The verification space in the EDA industry is growing steadily and will continue to do so. The use of programmable logic to validate the functional correctness of the circuits as well as the opportunity to develop software prior to receiving Application Specific Integrated Circuit (ASIC) samples back from fabrication has revolutionized the verification space. With the use of programmable logic, the Field Programmable Gate Array (FPGA) space has also acquired high capacity in terms of verification. The maximum number of gates in an FPGA is currently around 500,000 and it doubles every 18 months. Hence, today you can put two million ASIC equivalent gates into a single FPGA and the verification of the ASIC equivalent is complete with the help of two or three FPGA’s. This has helped the semiconductor industry to cut cost and make verification task simpler and feasible. Earlier, the FPGA capacity was relatively small and the complexity of the process was enormous. The availability of low cost prototype boards from various providers and the ability to realize a clear version of your silicon before the receipt of the fabricated silicon are very attractive.

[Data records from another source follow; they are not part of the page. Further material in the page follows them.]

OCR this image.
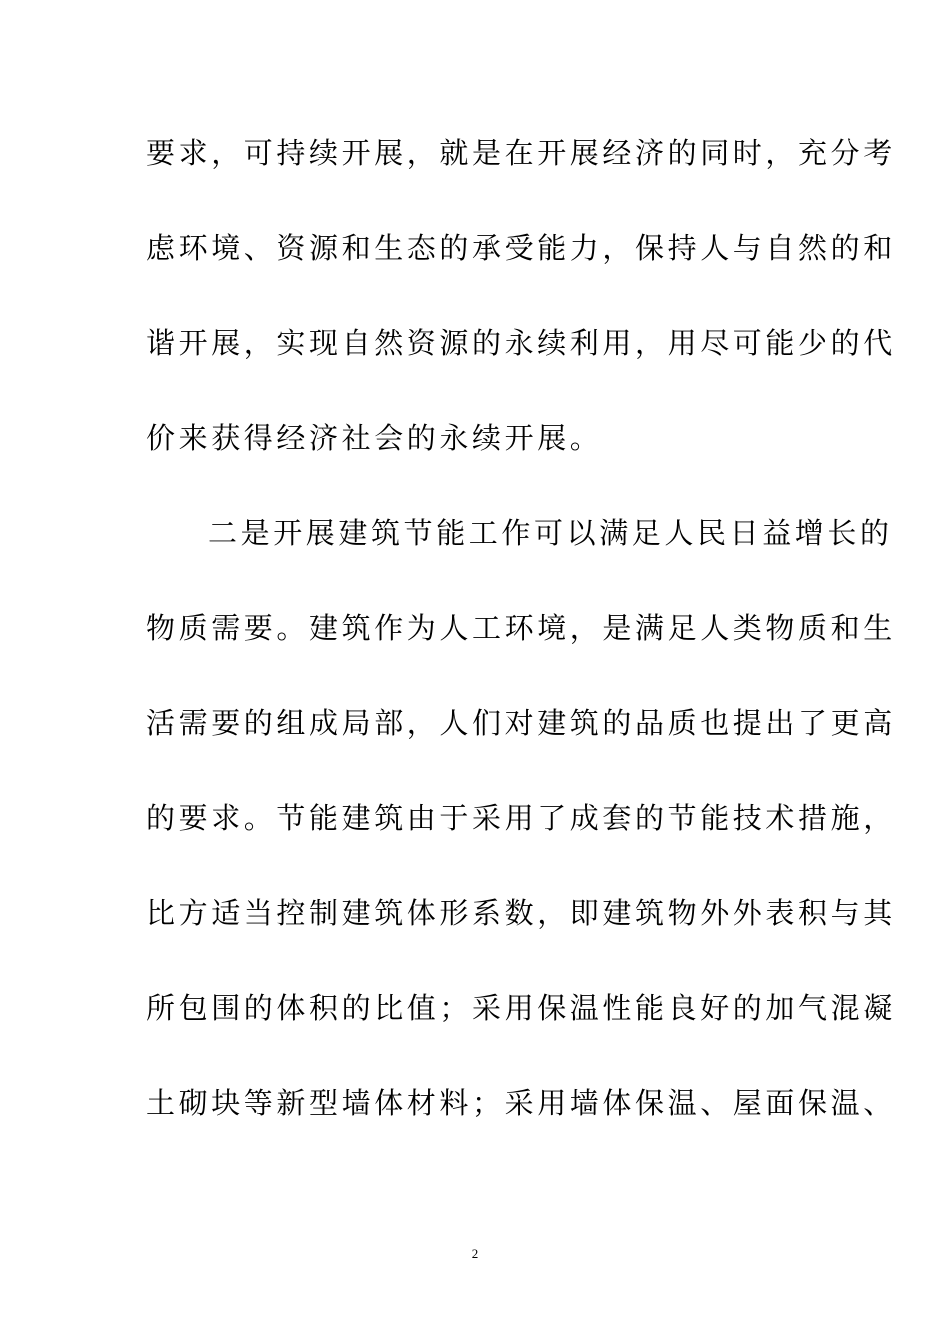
要求，可持续开展，就是在开展经济的同时，充分考
虑环境、资源和生态的承受能力，保持人与自然的和
谐开展，实现自然资源的永续利用，用尽可能少的代
价来获得经济社会的永续开展。
二是开展建筑节能工作可以满足人民日益增长的
物质需要。建筑作为人工环境，是满足人类物质和生
活需要的组成局部，人们对建筑的品质也提出了更高
的要求。节能建筑由于采用了成套的节能技术措施，
比方适当控制建筑体形系数，即建筑物外外表积与其
所包围的体积的比值；采用保温性能良好的加气混凝
土砌块等新型墙体材料；采用墙体保温、屋面保温、
2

Going ahead, how would the FPGA and ASIC market fare? What is the future in terms of the technology and market place?
The emergence of programmable logic has changed the landscape for design technology, making it simpler and affordable. Hence, we see a lot of movement from ASIC market to FPGA market. Nevertheless, ASIC holds a high volume market in consumer durable industry. There are many players who cannot afford the cost of moving to FPGA which provides greater flexibility but comes at a higher per unit cost. With regard to technology, in the next few years we will see the emergence of a new generation of programmable logic devices in the 45 nanometer technology, which is expected to double the capacity of the chip.

What are the challenges you face as you march forward?
Power consumption is a big challenge the whole industry faces today. There is a clear demand in the industry for reducing the power consumption while implementing the design. You will also find that today companies are spending more money in managing power wastage. We are looking at ways by which we could reduce power consumption and wastage. One way out is to do it at the architectural level of chip design, partially by the use of software which will help in reducing heat generation.

Another big challenge is in attracting the right talent. In this industry, for the kind of products we build, we do require people with knowledge of software development, semiconductor technology, mathematics, computer science, and also physics. To find the right candidate with such a wide range of knowledge is a real challenge. Moreover, the developments in this industry are so fast-paced that we find a real gap between the available talent and the skills required.

Synplicity has been in the industry for 14 years. So, how do you plan to revolutionize the verification space?
As a company which is into this space for this long, we are continuously looking for ways to help our customers by accelerating their system development, by allowing them to begin simultaneously their software and chip development programs. By helping them prototype the ASIC, they can save a lot of time.

Previously, the companies had to wait till the chip comes out of the fabrication unit to start the verification process.